Network in Canadian History and Environment
- Established: 2004
- Location: London, ON
- Website: NiCHE

= Network in Canadian History and Environment =

The Network in Canadian History and Environment (NiCHE), originally based at the University of Western Ontario, was established in 2004 as a confederation of scholars working in the field of Canadian environmental history and Canadian-based scholars working in the fields of historical geography and environmental history, but focused on other regions of the world. Organization HQ has since moved to York University.

The network now has over 1000 members, primarily researchers in the fields of history, geography, and the humanities.

== Mission ==

The NiCHE website describes the network's mission: "Understanding today's environment demands a clear understanding of its past. Unless environmental matters are studied in their historical context, there can be no measurement of relative change. NiCHE is a confederation of researchers and educators who work at the intersection of nature and history, seeking to provide that context. NiCHE acts to help make that work more available to fellow researchers, policy makers and the Canadian public."

Natural scientists and policymakers need access to environmental history research so that they can make informed decisions about current and future practices. NiCHE seeks to provide historical context of environmental issues and to promote dialogue between researchers of different disciplines as well as with policymakers. Just as importantly, NiCHE is committed to engaging with the broader public, working to preserve and interpret Canada's past for the benefit of all Canadians.

== Activities ==

Web Space
The NiCHE Digital Infrastructure project provides a space on the web to members in need of a way to disseminate their research. The NiCHE website hosts a number of blogs in English and French that make Canadian environmental history more accessible to the wider public. NiCHE also works to adopt, digitizes and publicizes research databases.
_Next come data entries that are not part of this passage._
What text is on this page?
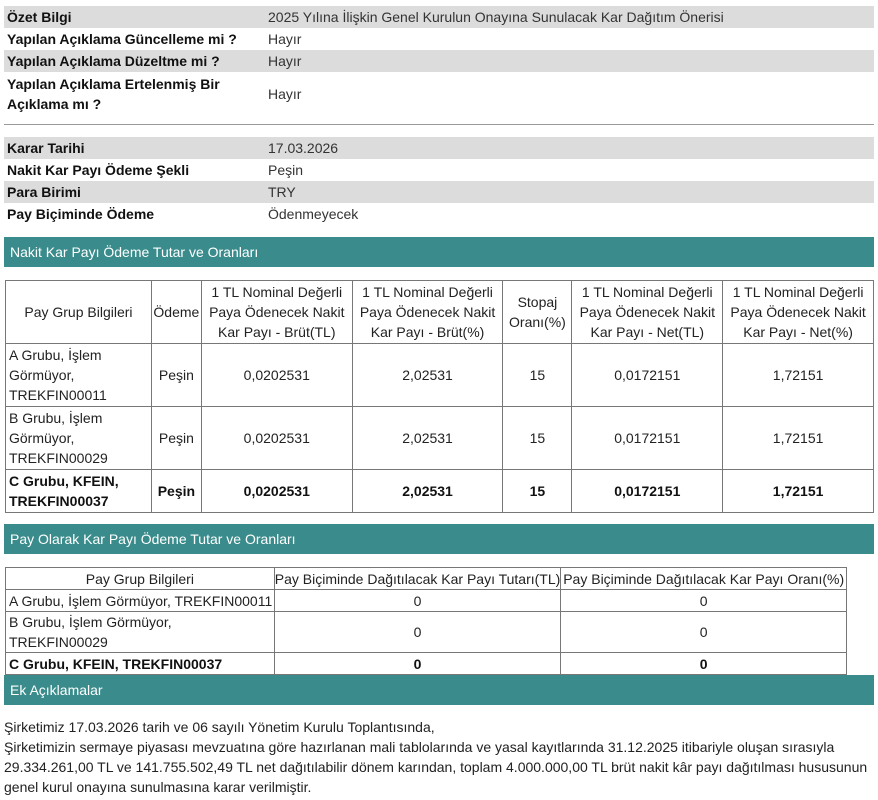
Özet Bilgi	2025 Yılına İlişkin Genel Kurulun Onayına Sunulacak Kar Dağıtım Önerisi
Yapılan Açıklama Güncelleme mi ?	Hayır
Yapılan Açıklama Düzeltme mi ?	Hayır
Yapılan Açıklama Ertelenmiş Bir Açıklama mı ?	Hayır
Karar Tarihi	17.03.2026
Nakit Kar Payı Ödeme Şekli	Peşin
Para Birimi	TRY
Pay Biçiminde Ödeme	Ödenmeyecek
Nakit Kar Payı Ödeme Tutar ve Oranları
Pay Grup Bilgileri	Ödeme	1 TL Nominal Değerli Paya Ödenecek Nakit Kar Payı - Brüt(TL)	1 TL Nominal Değerli Paya Ödenecek Nakit Kar Payı - Brüt(%)	Stopaj Oranı(%)	1 TL Nominal Değerli Paya Ödenecek Nakit Kar Payı - Net(TL)	1 TL Nominal Değerli Paya Ödenecek Nakit Kar Payı - Net(%)
A Grubu, İşlem Görmüyor, TREKFIN00011	Peşin	0,0202531	2,02531	15	0,0172151	1,72151
B Grubu, İşlem Görmüyor, TREKFIN00029	Peşin	0,0202531	2,02531	15	0,0172151	1,72151
C Grubu, KFEIN, TREKFIN00037	Peşin	0,0202531	2,02531	15	0,0172151	1,72151
Pay Olarak Kar Payı Ödeme Tutar ve Oranları
Pay Grup Bilgileri	Pay Biçiminde Dağıtılacak Kar Payı Tutarı(TL)	Pay Biçiminde Dağıtılacak Kar Payı Oranı(%)
A Grubu, İşlem Görmüyor, TREKFIN00011	0	0
B Grubu, İşlem Görmüyor, TREKFIN00029	0	0
C Grubu, KFEIN, TREKFIN00037	0	0
Ek Açıklamalar
Şirketimiz 17.03.2026 tarih ve 06 sayılı Yönetim Kurulu Toplantısında,
Şirketimizin sermaye piyasası mevzuatına göre hazırlanan mali tablolarında ve yasal kayıtlarında 31.12.2025 itibariyle oluşan sırasıyla 29.334.261,00 TL ve 141.755.502,49 TL net dağıtılabilir dönem karından, toplam 4.000.000,00 TL brüt nakit kâr payı dağıtılması hususunun genel kurul onayına sunulmasına karar verilmiştir.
NiCHE can also digitize and present illustrations, maps and other materials complementary to print publications.

Networking
NiCHE sponsors numerous events on local, regional, national and global scales to help build a strong network of Canadian environmental historians. Numerous regional networks exist within the NiCHE structure. Moreover, NiCHE facilitates communication with a wide variety of organizations interested in Canadian nature and history. NiCHE also works with the American Society for Environmental History and the European Society of Environmental History to help build a global network of researchers. To this end, NiCHE co-sponsored the first World Congress of Environmental History held in Copenhagen in 2009. Finally, the NiCHE New Scholar's committee uses Skype and other free online resources to run online events, including monthly writing support groups and an annual virtual conference called Place and Placelessness.

Podcast
NiCHE sponsors a monthly audio podcast called Nature's Past: Canadian Environmental History Podcast. Sean Kheraj, a new professor in the history department at York University, interviews Canadian environmental historians and historical geographers and helps mobilize their research beyond the limited orbit of academic publishing.

Projects
Each fall, NiCHE holds a "Call for Projects", with funding for new, one-time projects. NiCHE looks to support innovative projects that mobilize or disseminate Canadian environmental history.

== Funding ==

In 2007, NiCHE was awarded a Social Sciences and Humanities Research Council of Canada Strategic Knowledge Clusters grant, giving it stable funding through 2014.